NEW ORLEANS — BP’s next effort to contain the oil spewing from a damaged well in the Gulf could result in a temporary 20 percent increase in the flow, White House energy adviser Carol Browner said Sunday.
Meanwhile, BP’s chief executive disputed scientists’ claims of large oil plumes suspended underwater in the Gulf of Mexico and said the company has largely narrowed the focus of its cleanup to surface slicks rolling into Louisiana’s coastal marshes.
An estimated 18 to 40 million gallons of oil have been unleashed since BP’s Deepwater Horizon platform exploded and sank last month, killing 11. With the undersea leak now expected to continue spewing oil until August, the cleanup effort could last for months or even years.
BP’s latest attempt to stem the leak involves cutting and removing a damaged pipe.

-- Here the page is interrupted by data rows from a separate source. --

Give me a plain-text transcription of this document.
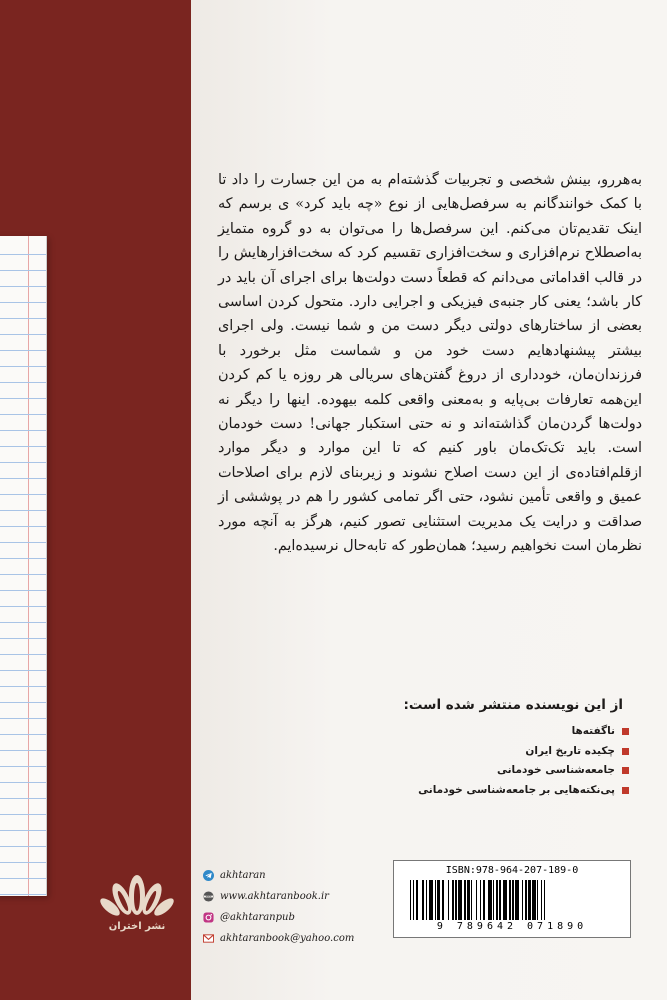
به‌هررو، بینش شخصی و تجربیات گذشته‌ام به من این جسارت را داد تا با کمک خوانندگانم به سرفصل‌هایی از نوع «چه باید کرد» ی برسم که اینک تقدیم‌تان می‌کنم. این سرفصل‌ها را می‌توان به دو گروه متمایز به‌اصطلاح نرم‌افزاری و سخت‌افزاری تقسیم کرد که سخت‌افزارهایش را در قالب اقداماتی می‌دانم که قطعاً دست دولت‌ها برای اجرای آن باید در کار باشد؛ یعنی کار جنبه‌ی فیزیکی و اجرایی دارد. متحول کردن اساسی بعضی از ساختارهای دولتی دیگر دست من و شما نیست. ولی اجرای بیشتر پیشنهادهایم دست خود من و شماست مثل برخورد با فرزندان‌مان، خودداری از دروغ گفتن‌های سریالی هر روزه یا کم کردن این‌همه تعارفات بی‌پایه و به‌معنی واقعی کلمه بیهوده. اینها را دیگر نه دولت‌ها گردن‌مان گذاشته‌اند و نه حتی استکبار جهانی! دست خودمان است. باید تک‌تک‌مان باور کنیم که تا این موارد و دیگر موارد ازقلم‌افتاده‌ی از این دست اصلاح نشوند و زیربنای لازم برای اصلاحات عمیق و واقعی تأمین نشود، حتی اگر تمامی کشور را هم در پوششی از صداقت و درایت یک مدیریت استثنایی تصور کنیم، هرگز به آنچه مورد نظرمان است نخواهیم رسید؛ همان‌طور که تابه‌حال نرسیده‌ایم.

از این نویسنده منتشر شده است:

ناگفته‌ها
چکیده تاریخ ایران
جامعه‌شناسی خودمانی
پی‌نکته‌هایی بر جامعه‌شناسی خودمانی
نشر اختران
akhtaran
www www.akhtaranbook.ir
@akhtaranpub
akhtaranbook@yahoo.com
ISBN:978-964-207-189-0
9 789642 071890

Browner said in a news release Sunday that government scientists believe the oil gusher would increase as much as 20 percent from the time the pipe is cut to when a containment valve is in place.
BP, however, has said it didn’t expect a significant increase in flow from the cutting and capping plan. The latest operation began Saturday and is expected to take four to seven days.
The last attempt, a “top kill” — using a remote robotic arm to stuff drilling mud, golf balls and assorted debris into the gash in the seafloor — didn’t work.
“We failed to wrestle this beast to the ground yesterday,” said BP Managing Director Bob Dudley, doing the rounds of the Sunday talk shows.
BP said it would focus on containment rather than plugging the undersea puncture, effectively redirecting the mess it made rather than stopping it. Relief wells, supposed to be a better long-term solution, won’t be finished for at least two months.
BP hopes to saw through a pipe leading out from the well and cap it with a funnel-like device using the same remotely guided undersea robots that have failed in other tries to stop the gusher.
The cap, however, would not prevent all oil from escaping. BP officials have only pledged it will capture a majority of the oil.
“If they can’t get that valve on, things will get much worse,” said Philip Johnson, an engineering professor at the University of Alabama.
If the effort fails, BP may try installing a blowout preventer on top of the existing one.
Also Sunday, Tony Hayward said the company’s sampling showed “no evidence” that oil was suspended in large masses beneath the surface. The BP chief executive didn’t elaborate on how the testing was done.
Hayward said that oil’s natural tendency is to rise to the surface, and any oil found underwater was in the process of working its way up.
“The oil is on the surface,” Hayward said. “There aren’t any plumes.”
Scientists from several universities have reported plumes of what appears to be oil far from the site of BP’s leaking wellhead, which is more than 5,000 beneath the surface.
Those findings — from the University of South Florida, the University of Georgia, Southern Mississippi University and other institutions — were based on video images and initial observations of water samples taken in the Gulf over the last several weeks. They continue to be analyzed.